Big East
The Big East Tournament gets underway on Tuesday. Big East

Not only does the Big East stand to possibly lose money in television negotiations due to conference defectors, but could also lose sponsorship deals.

With Pittsburgh, Syracuse, and West Virginia all set to leave the Big East for other conferences, the Big East could lose out on local sponsorship deals and see national deals renegotiated to lower rates.

Adam Chase, an attorney that specializes in sports sponsorship deals for Dow Lohnes PLLC, thinks that sponsors will be much more careful when considering future conference sponsorship deals.

Sponsors will probably be more thoughtful in the deals that they sign, Chase told IBTimes.

Local sponsorship deals could be the first thing that the Big East loses, according to Chase. He detailed how a local Ford dealership in Pittsburgh or Syracuse might have been the Big East's official Ford dealership, but might consider taking the business elsewhere based on the school's departures.

In addition to losing local sponsorship deals, the Big East could also potentially lose some of its major sponsors like American Eagle. Chase said that big, non-geographic sponsors are looking for the eyeballs for their money. That could mean for big sponsors to move to other conferences like the ACC or SEC, or simply reduce their commitment level.

The Big East is hoping to stave off the loss of sponsors and its BCS automatic qualifier status by adding at least six football-playing schools. The Big East has extended invitations to Air Force, Boise State, and Navy as football-only members, while also adding Central Florida, Houston, and SMU as full members.

Commissioner John Marinatto hopes the addition of the six schools will help quell talks of the conference's demise, in addition to helping it in its upcoming television negotiations. Additionally the Big East is potentially opening itself up to a slew of new sponsorship markets.

Air Force, according to Chase, could be particularly lucrative for the conference, despite its location away from any major television market.

Presumably (Air Force) would give them access to a military market they wouldn't have had otherwise, he said. Maybe they can now offer their sponsors more of a national reach.

Could Drop in Basketball Prestige Effect Sponsorship Deals?

The Big East has been known as one of the premier basketball conferences in the country since its inception in 1979. It was a pioneer in showcasing its conference on television with its Big Monday deal with ESPN and basketball drove the bus, according to Chase.
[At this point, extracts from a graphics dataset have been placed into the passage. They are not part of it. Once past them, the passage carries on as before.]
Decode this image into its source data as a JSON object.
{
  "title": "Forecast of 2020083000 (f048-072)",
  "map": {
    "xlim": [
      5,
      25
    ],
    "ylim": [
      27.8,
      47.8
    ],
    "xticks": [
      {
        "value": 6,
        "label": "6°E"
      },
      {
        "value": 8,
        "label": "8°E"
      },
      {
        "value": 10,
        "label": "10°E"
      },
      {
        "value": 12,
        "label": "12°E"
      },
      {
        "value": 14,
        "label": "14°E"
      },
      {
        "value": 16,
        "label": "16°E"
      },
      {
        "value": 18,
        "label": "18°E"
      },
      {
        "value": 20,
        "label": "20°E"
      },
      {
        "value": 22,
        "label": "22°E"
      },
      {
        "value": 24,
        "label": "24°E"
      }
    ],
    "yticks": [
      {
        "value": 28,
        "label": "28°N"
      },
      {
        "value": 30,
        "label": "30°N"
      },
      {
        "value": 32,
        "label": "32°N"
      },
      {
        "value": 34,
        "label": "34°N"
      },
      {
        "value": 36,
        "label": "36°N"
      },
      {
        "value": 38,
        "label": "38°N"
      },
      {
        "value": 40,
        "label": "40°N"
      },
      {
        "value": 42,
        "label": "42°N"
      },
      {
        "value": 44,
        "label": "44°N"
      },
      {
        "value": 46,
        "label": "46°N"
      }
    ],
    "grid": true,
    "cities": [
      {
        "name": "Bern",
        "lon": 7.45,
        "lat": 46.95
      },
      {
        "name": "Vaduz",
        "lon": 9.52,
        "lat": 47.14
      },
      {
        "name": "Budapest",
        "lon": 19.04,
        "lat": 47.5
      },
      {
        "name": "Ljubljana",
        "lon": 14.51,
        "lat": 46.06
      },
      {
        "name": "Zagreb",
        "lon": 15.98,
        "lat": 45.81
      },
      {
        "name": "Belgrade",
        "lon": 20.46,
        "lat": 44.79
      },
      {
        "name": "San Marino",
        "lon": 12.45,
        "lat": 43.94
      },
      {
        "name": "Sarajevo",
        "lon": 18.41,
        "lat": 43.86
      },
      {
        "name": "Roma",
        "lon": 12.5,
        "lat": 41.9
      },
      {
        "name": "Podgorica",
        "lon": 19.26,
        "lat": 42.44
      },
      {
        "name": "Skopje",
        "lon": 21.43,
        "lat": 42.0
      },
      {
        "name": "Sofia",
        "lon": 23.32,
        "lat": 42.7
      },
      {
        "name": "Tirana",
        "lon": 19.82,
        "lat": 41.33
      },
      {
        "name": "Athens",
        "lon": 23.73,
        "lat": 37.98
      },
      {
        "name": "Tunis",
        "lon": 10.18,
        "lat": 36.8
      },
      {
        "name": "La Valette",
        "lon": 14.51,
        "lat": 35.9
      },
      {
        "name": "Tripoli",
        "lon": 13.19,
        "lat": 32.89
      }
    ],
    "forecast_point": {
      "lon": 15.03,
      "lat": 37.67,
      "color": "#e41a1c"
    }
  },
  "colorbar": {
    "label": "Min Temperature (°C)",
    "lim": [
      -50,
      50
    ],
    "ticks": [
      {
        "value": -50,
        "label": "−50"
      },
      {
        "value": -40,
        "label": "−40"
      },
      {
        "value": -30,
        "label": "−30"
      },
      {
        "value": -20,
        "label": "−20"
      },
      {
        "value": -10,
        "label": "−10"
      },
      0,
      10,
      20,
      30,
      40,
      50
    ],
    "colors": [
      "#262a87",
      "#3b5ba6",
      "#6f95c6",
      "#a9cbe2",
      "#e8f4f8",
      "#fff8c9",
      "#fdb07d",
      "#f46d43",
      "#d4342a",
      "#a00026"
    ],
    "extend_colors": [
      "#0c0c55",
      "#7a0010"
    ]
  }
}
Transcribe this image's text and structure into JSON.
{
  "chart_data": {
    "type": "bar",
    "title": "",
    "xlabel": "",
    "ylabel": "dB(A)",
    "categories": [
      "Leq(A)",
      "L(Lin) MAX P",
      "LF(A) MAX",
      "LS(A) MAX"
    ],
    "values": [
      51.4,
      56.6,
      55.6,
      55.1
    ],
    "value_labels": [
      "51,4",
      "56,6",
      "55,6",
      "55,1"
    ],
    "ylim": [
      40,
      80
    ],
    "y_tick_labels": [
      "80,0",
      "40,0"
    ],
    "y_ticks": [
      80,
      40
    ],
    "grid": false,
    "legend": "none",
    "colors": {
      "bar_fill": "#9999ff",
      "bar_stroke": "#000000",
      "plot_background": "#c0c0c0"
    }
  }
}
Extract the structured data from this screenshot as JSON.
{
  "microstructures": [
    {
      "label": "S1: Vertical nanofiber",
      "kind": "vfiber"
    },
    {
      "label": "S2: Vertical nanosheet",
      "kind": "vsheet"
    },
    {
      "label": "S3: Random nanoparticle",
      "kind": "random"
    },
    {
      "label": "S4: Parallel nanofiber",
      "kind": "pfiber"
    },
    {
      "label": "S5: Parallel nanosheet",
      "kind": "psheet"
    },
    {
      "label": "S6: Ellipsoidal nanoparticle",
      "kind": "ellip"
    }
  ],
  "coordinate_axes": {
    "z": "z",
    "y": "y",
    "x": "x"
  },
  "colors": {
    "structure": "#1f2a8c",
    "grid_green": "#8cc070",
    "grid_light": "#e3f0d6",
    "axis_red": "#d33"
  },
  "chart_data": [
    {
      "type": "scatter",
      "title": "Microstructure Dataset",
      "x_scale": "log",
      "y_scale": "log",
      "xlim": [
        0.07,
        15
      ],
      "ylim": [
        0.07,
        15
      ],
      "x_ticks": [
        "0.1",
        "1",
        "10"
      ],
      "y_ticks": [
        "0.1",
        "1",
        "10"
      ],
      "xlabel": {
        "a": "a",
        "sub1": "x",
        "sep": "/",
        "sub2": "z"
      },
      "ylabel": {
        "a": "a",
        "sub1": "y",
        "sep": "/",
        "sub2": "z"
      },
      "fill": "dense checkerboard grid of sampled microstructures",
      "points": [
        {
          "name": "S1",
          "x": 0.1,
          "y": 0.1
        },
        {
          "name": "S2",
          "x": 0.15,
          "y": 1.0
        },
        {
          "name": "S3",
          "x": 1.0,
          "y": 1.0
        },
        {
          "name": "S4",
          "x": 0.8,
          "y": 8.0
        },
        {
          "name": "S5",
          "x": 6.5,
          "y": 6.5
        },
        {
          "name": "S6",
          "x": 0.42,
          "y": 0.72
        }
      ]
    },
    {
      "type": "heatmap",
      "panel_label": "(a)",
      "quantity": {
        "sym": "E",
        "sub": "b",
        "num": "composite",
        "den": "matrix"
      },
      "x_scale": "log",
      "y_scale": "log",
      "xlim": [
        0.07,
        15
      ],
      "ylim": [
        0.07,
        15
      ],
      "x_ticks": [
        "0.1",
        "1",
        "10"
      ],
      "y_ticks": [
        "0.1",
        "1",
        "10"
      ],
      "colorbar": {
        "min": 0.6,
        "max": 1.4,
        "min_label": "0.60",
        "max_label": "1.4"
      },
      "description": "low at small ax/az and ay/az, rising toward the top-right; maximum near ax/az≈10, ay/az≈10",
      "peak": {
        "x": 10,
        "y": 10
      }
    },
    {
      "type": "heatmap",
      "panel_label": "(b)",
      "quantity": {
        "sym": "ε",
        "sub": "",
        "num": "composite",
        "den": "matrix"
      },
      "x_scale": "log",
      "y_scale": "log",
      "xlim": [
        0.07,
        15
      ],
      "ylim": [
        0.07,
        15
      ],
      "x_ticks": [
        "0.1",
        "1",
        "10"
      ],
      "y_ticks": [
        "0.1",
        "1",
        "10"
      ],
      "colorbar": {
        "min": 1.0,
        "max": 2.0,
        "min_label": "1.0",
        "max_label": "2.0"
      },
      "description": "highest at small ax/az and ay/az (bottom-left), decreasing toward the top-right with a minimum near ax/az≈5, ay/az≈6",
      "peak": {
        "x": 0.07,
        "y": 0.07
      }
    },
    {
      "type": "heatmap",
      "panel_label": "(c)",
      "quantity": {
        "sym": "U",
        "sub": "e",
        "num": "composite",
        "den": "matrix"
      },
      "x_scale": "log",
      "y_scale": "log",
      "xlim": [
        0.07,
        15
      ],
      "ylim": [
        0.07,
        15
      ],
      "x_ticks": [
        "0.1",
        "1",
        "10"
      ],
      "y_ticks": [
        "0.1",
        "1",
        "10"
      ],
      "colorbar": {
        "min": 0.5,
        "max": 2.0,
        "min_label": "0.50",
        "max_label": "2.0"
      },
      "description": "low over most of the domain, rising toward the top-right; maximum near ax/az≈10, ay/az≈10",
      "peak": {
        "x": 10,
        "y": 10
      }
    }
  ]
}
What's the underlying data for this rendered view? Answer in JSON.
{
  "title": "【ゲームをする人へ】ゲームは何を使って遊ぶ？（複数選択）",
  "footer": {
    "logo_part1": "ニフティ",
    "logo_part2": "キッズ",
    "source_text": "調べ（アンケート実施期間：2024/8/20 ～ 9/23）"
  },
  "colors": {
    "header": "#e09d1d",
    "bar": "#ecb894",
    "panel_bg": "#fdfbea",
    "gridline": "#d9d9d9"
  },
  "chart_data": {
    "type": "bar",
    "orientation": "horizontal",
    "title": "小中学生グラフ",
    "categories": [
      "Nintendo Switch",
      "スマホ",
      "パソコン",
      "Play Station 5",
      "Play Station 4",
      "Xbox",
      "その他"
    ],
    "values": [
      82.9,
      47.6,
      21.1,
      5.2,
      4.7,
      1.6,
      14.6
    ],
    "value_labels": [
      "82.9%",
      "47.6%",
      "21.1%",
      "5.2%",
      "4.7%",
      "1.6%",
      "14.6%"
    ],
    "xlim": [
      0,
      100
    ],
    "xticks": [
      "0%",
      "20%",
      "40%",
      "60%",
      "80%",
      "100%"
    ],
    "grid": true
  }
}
But now the conference stands to lose three of its top basketball programs, while bringing in schools known more for football than basketball prowess. Louisville basketball coach Rick Pitino has constantly pointed this out in his campaign to get Memphis and Temple admitted into the conference -- citing the need to bolster the diluted basketball side of things.

The loss of perceived prestige could mean a loss of sponsorship money, but ultimately depends on the sponsor's intended audiences, according to Chase.

He notes how even extremely well-known basketball schools like Kentucky actually make more money on its football program due to more television and sponsorships for SEC football.

The Big East could conceivably have sponsors interested solely in the conference's basketball prowess, but as long as the Big East Tournament continues to get key billing on ESPN, the sponsors likely won't care much if it experiences a slight dip in success.

Could WVU Lawsuit Help the Big East Maintain its BCS Status?

Last week West Virginia decided to announce its intentions to leave the Big East for the greener Big 12 pastures. Shortly after the initial announcement, West Virginia filed a lawsuit against the Big East so that it can join the Big 12 in 2012 and not have to wait a mandatory 27-month period.

West Virginia cited a denigration of the conference and a lack of action by Marinatto as the causes for the lawsuit.

As the Big East, in less than two months, had denigrated into a non-major football conference whose continued existence is in serious jeopardy, WVU had no choice but to accept the Big XII's offer, West Virginia's lawsuit said.

The Big East has called the claims wholly without merit and said that it will explore all its legal options to protect its interests and to ensure West Virginia lives up to its obligations.

Gabe Feldman, a Tulane professor of law and sports law director, thinks that the Big East has the clear upper hand in dealing with the lawsuit.

It's going to be a difficult argument for the school to make, Feldman, who hadn't reviewed West Virginia's lawsuit, told the IBTimes. I would think that it's difficult to put the blame of conference realignment on one particular conference.

Chase, who also hasn't officially reviewed the case, thinks that leverage could help the Big East maintain its BCS AQ status. He said it wouldn't shock him at all to see the Big East allow for West Virginia to go to the Big 12 in 2012, in return for the Big 12's support in allowing the Big East to keep its status.

An arraignment that allowed West Virginia to leave next year and the Big East to keep its status would likely be a win-win for all involved.

He noted that West Virginia had likely gotten approval from the Big 12 to pursue a lawsuit against the Big East, otherwise it wouldn't be seen as a positive to get marked as a school that sued its own conference.